Vorurteile und Binsenweisheiten

In USA sind ein Viertel der Spieler 50 Jahre oder älter!
Wer glaubt, die US-Amerikaner seien aufgrund der Konsolenlastigkeit ein junges Spielervolk, vergisst die größere gesellschaftliche Akzeptanz der Spiele dort – beide Faktoren gleichen sich aus und machen den Durchschnittsspieler 34 Jahre alt. Fast 50 Prozent bewegen sich im großen Alterssegment 18-49, je ein Viertel liegt darunter oder darüber. Das heißt aber auch: In USA sind ein Viertel (26%, um genau zu sein) der Spieler 50 Jahre oder älter! 67% der amerikanischen Haushalte spielen PC- oder Videospiele – in Deutschland dürften immer noch viele Haushalte Games als unerwünscht abtun.

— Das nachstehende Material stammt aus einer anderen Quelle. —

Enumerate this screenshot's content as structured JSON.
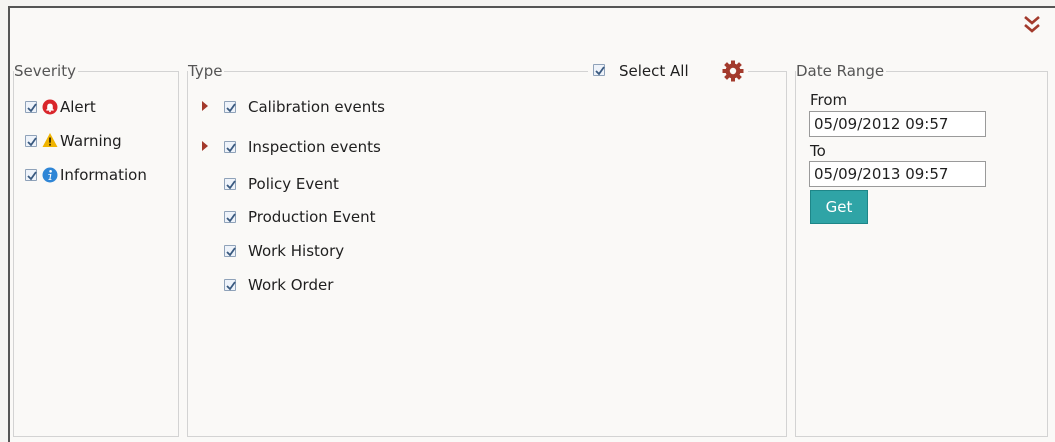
{
  "severity": {
    "legend": "Severity",
    "items": [
      {
        "label": "Alert",
        "checked": true,
        "icon": "alert-icon",
        "color": "#d9262b"
      },
      {
        "label": "Warning",
        "checked": true,
        "icon": "warning-icon",
        "color": "#f0b400"
      },
      {
        "label": "Information",
        "checked": true,
        "icon": "info-icon",
        "color": "#2f86d6"
      }
    ]
  },
  "type": {
    "legend": "Type",
    "select_all_label": "Select All",
    "select_all_checked": true,
    "items": [
      {
        "label": "Calibration events",
        "checked": true,
        "expandable": true
      },
      {
        "label": "Inspection events",
        "checked": true,
        "expandable": true
      },
      {
        "label": "Policy Event",
        "checked": true,
        "expandable": false
      },
      {
        "label": "Production Event",
        "checked": true,
        "expandable": false
      },
      {
        "label": "Work History",
        "checked": true,
        "expandable": false
      },
      {
        "label": "Work Order",
        "checked": true,
        "expandable": false
      }
    ]
  },
  "date_range": {
    "legend": "Date Range",
    "from_label": "From",
    "from_value": "05/09/2012 09:57",
    "to_label": "To",
    "to_value": "05/09/2013 09:57",
    "get_label": "Get"
  },
  "colors": {
    "accent": "#2fa4a6",
    "brand_red": "#a33a2c",
    "checkbox_check": "#3a5a80"
  }
}
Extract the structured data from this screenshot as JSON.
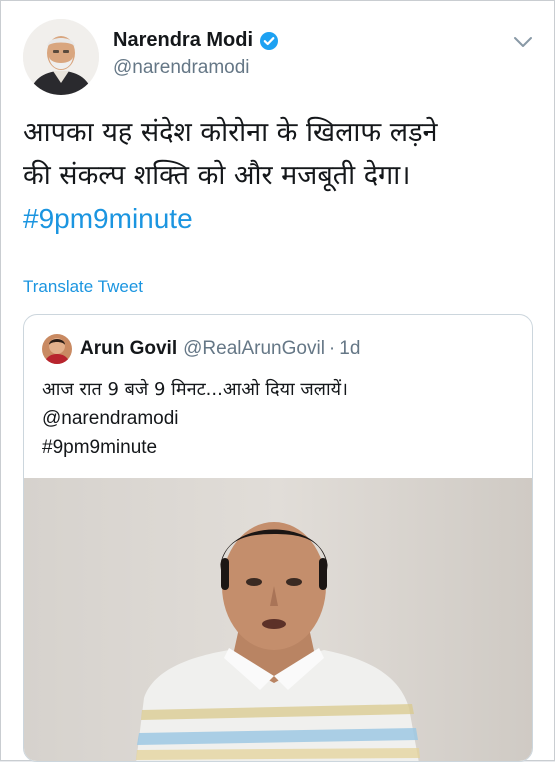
{
  "tweet": {
    "author_name": "Narendra Modi",
    "author_handle": "@narendramodi",
    "text_line1": "आपका यह संदेश कोरोना के खिलाफ लड़ने",
    "text_line2": "की संकल्प शक्ति को और मजबूती देगा।",
    "hashtag": "#9pm9minute",
    "translate_label": "Translate Tweet"
  },
  "quoted_tweet": {
    "author_name": "Arun Govil",
    "author_handle": "@RealArunGovil",
    "separator": "·",
    "time": "1d",
    "text_line1": "आज रात 9 बजे 9 मिनट...आओ दिया जलायें।",
    "mention": "@narendramodi",
    "hashtag": "#9pm9minute"
  },
  "icons": {
    "verified": "verified-badge-icon",
    "chevron": "chevron-down-icon"
  },
  "colors": {
    "link": "#1b95e0",
    "secondary_text": "#657786",
    "verified": "#1da1f2"
  }
}
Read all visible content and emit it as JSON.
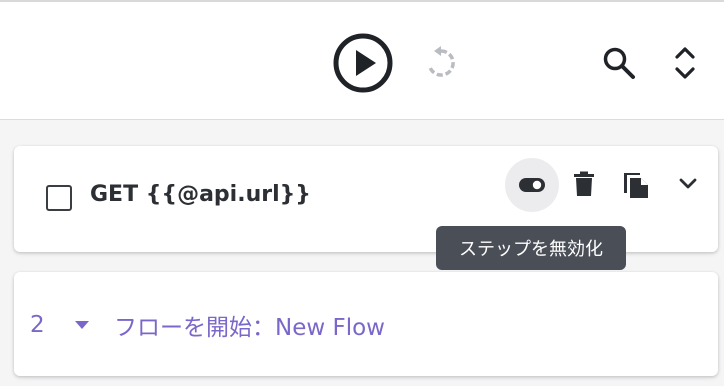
{
  "toolbar": {
    "icons": {
      "run": "play-circle-icon",
      "reset": "restart-icon",
      "search": "search-icon",
      "expand": "unfold-icon"
    }
  },
  "steps": [
    {
      "title": "GET {{@api.url}}",
      "actions": [
        "toggle-icon",
        "trash-icon",
        "copy-icon",
        "chevron-down-icon"
      ]
    }
  ],
  "tooltip": {
    "text": "ステップを無効化"
  },
  "flow_step": {
    "number": "2",
    "label": "フローを開始：New Flow"
  },
  "colors": {
    "accent": "#7b67c9",
    "text": "#2c2f33",
    "tooltip_bg": "#4a4e57",
    "muted_icon": "#b9bcc2"
  }
}
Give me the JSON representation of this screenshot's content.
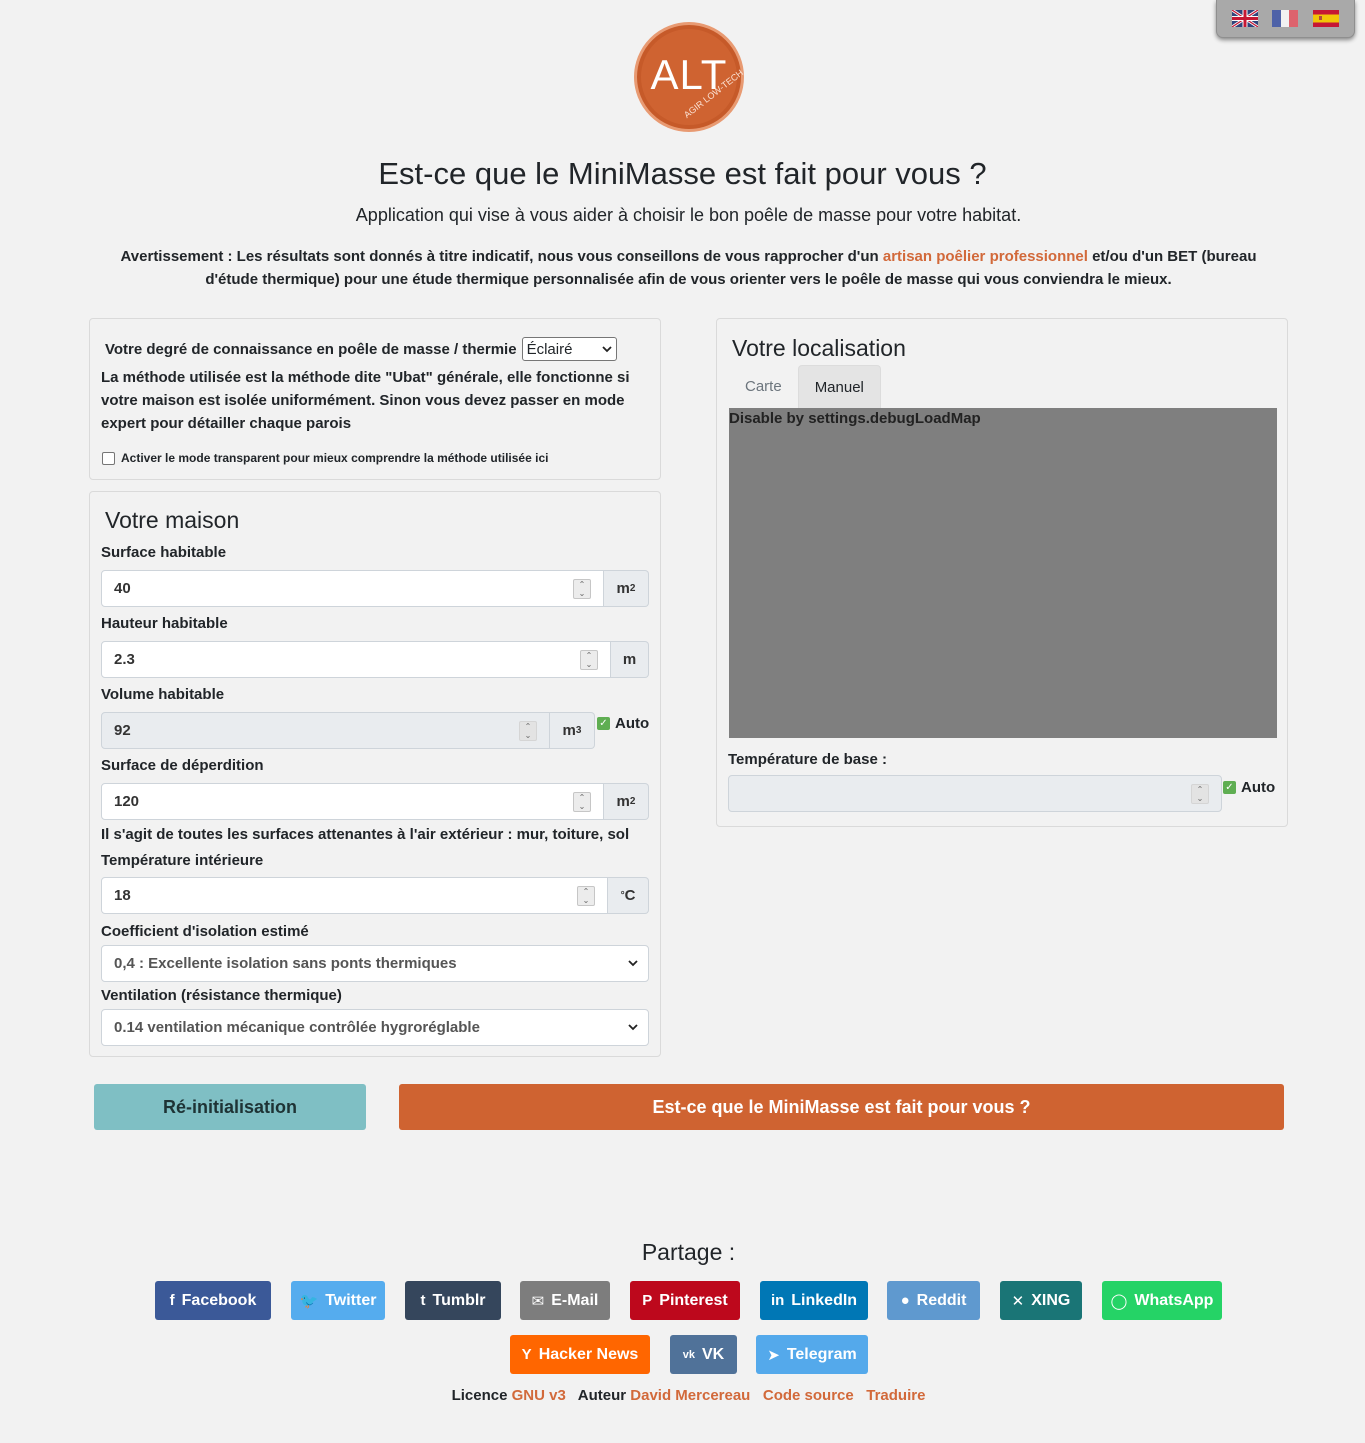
{
  "lang_flags": [
    {
      "name": "uk-flag-icon",
      "alt": "English"
    },
    {
      "name": "fr-flag-icon",
      "alt": "Français"
    },
    {
      "name": "es-flag-icon",
      "alt": "Español"
    }
  ],
  "logo": {
    "text": "ALT",
    "sub": "AGIR LOW-TECH"
  },
  "header": {
    "title": "Est-ce que le MiniMasse est fait pour vous ?",
    "subtitle": "Application qui vise à vous aider à choisir le bon poêle de masse pour votre habitat.",
    "warning_before": "Avertissement : Les résultats sont donnés à titre indicatif, nous vous conseillons de vous rapprocher d'un ",
    "warning_link": "artisan poêlier professionnel",
    "warning_after": " et/ou d'un BET (bureau d'étude thermique) pour une étude thermique personnalisée afin de vous orienter vers le poêle de masse qui vous conviendra le mieux."
  },
  "knowledge": {
    "label": "Votre degré de connaissance en poêle de masse / thermie",
    "selected": "Éclairé",
    "method_text": "La méthode utilisée est la méthode dite \"Ubat\" générale, elle fonctionne si votre maison est isolée uniformément. Sinon vous devez passer en mode expert pour détailler chaque parois",
    "transparent_label": "Activer le mode transparent pour mieux comprendre la méthode utilisée ici"
  },
  "maison": {
    "title": "Votre maison",
    "surface_label": "Surface habitable",
    "surface_value": "40",
    "surface_unit": "m",
    "hauteur_label": "Hauteur habitable",
    "hauteur_value": "2.3",
    "hauteur_unit": "m",
    "volume_label": "Volume habitable",
    "volume_value": "92",
    "volume_unit": "m",
    "auto_label": "Auto",
    "deperdition_label": "Surface de déperdition",
    "deperdition_value": "120",
    "deperdition_unit": "m",
    "deperdition_help": "Il s'agit de toutes les surfaces attenantes à l'air extérieur : mur, toiture, sol",
    "temp_label": "Température intérieure",
    "temp_value": "18",
    "temp_unit": "C",
    "coef_label": "Coefficient d'isolation estimé",
    "coef_selected": "0,4 : Excellente isolation sans ponts thermiques",
    "ventilation_label": "Ventilation (résistance thermique)",
    "ventilation_selected": "0.14 ventilation mécanique contrôlée hygroréglable"
  },
  "localisation": {
    "title": "Votre localisation",
    "tab_carte": "Carte",
    "tab_manuel": "Manuel",
    "map_message": "Disable by settings.debugLoadMap",
    "temp_base_label": "Température de base :",
    "temp_base_value": "",
    "auto_label": "Auto"
  },
  "actions": {
    "reset": "Ré-initialisation",
    "submit": "Est-ce que le MiniMasse est fait pour vous ?"
  },
  "share": {
    "title": "Partage :",
    "buttons": [
      {
        "label": "Facebook",
        "icon": "f",
        "color": "#3b5998"
      },
      {
        "label": "Twitter",
        "icon": "🐦",
        "color": "#55acee"
      },
      {
        "label": "Tumblr",
        "icon": "t",
        "color": "#35465c"
      },
      {
        "label": "E-Mail",
        "icon": "✉",
        "color": "#7d7d7d"
      },
      {
        "label": "Pinterest",
        "icon": "P",
        "color": "#bd081c"
      },
      {
        "label": "LinkedIn",
        "icon": "in",
        "color": "#0077b5"
      },
      {
        "label": "Reddit",
        "icon": "●",
        "color": "#5f99cf"
      },
      {
        "label": "XING",
        "icon": "✕",
        "color": "#1a7576"
      },
      {
        "label": "WhatsApp",
        "icon": "◯",
        "color": "#25d366"
      },
      {
        "label": "Hacker News",
        "icon": "Y",
        "color": "#ff6600"
      },
      {
        "label": "VK",
        "icon": "vk",
        "color": "#507299"
      },
      {
        "label": "Telegram",
        "icon": "➤",
        "color": "#54a9eb"
      }
    ]
  },
  "footer": {
    "licence_label": "Licence",
    "licence_link": "GNU v3",
    "author_label": "Auteur",
    "author_link": "David Mercereau",
    "source_link": "Code source",
    "translate_link": "Traduire"
  }
}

Eine Binsenweisheit wird scheinbar von einer Studie von Debitte (von Ende 2009) einmal mehr bewiesen: US-Gamer seien zum größten Teil Konsolenspieler. Dank des Siegeszugs der Wii besitzen mittlerweile 60% der Haushalte eine Videospielkonsole, und damit fast 90% der Spiele-Haushalte. 2007 waren es, nach einer anderen Studie, noch 38% gewesen. Nun hängt das Ergebnis einer Studie immer von vielen Faktoren ab, und oft sind unterschiedliche Studien zum selben Sachverhalt nicht direkt vergleichbar, aber dennoch:

John Riccitiello lächelte auf der E3 in unsere Kamera. Er hält nichts von Aussagen, der PC befinde sich im Abschwung.
Bei der Konsolenlastigkeit handelt es sich scheinbar um keinen Trend mehr, sondern um eine Tatsache. Beweisen nicht die oben erwähnten Umsatzverteilungen dasselbe? Nicht unbedingt. Das Studienergebnis bedeutet nicht, dass in keinem dieser Haushalte am PC gespielt würde – gut möglich, dass die Tochter die Wii liebt, die Mutter aber lieber Bejeweled oder ein anderes Casual Game am PC. Vor allem aber hat die Studie einmal mehr nur den Konsolenbesitz abgefragt, nicht aber die gleichzeitige Nutzung von zum Beispiel Browserspielen.

In eine ähnliche Kerbe schlug auch EA-CEO John Riccitiello anlässlich der diesjährigen E3: „Wenn man sich nur die Retail-Zahlen anschaut, ist der PC seit zehn Jahren im Abschwung. Aber, als ich das letzte Mal nachgeschaut habe, machte Playfisch Spiele für den PC. Und macht nicht Zynga Spiele für den PC? Wird World of Warcraft etwa nicht auf dem PC gespielt? Ist Pogo kein PC-Spieleservice? Und Tiger Woods Online? Allein diese Franchises machen doppelt soviel Umsätze wie die Retail-Zahlen, die NPD meldet.“

Mehr Frauen, weniger Blut?

Außerdem spielen „überm Teich“ mehr Frauen, sie stellen 40% der Gamer. In Deutschland sind es immerhin schon 31%. Was gar nicht zum oft bemühten Stereotyp des „Xbox-Teenagers“ in den USA passt: Es spielen mehr volljährige Frauen (33%) als minderjährige Jungen (20%). Wie auch in Deutschland, liegt das Durchschnittsalter der Spielekäufer über dem der eigentlichen Spieler, es beträgt 40 Jahre. Einfach zu erklären: Eltern kaufen für ihre (teils sicher schon volljährigen) Kinder. Immerhin seit durchschnittlich 12 Jahren spielen Erwachsene Computerspiele, wenn sie denn spielen. Im Schnitt haben damit die erwachsenen US-Gamer 1998 mit interaktiver Unterhaltung angefangen – gerade, als der Siegeszug der 3D-Grafikkarten mit der Voodoo 2 so richtig in Schwung kam, Half-Life das Shooter-Genre revolutionierte und es weder Playstation 2 noch GameCube gab.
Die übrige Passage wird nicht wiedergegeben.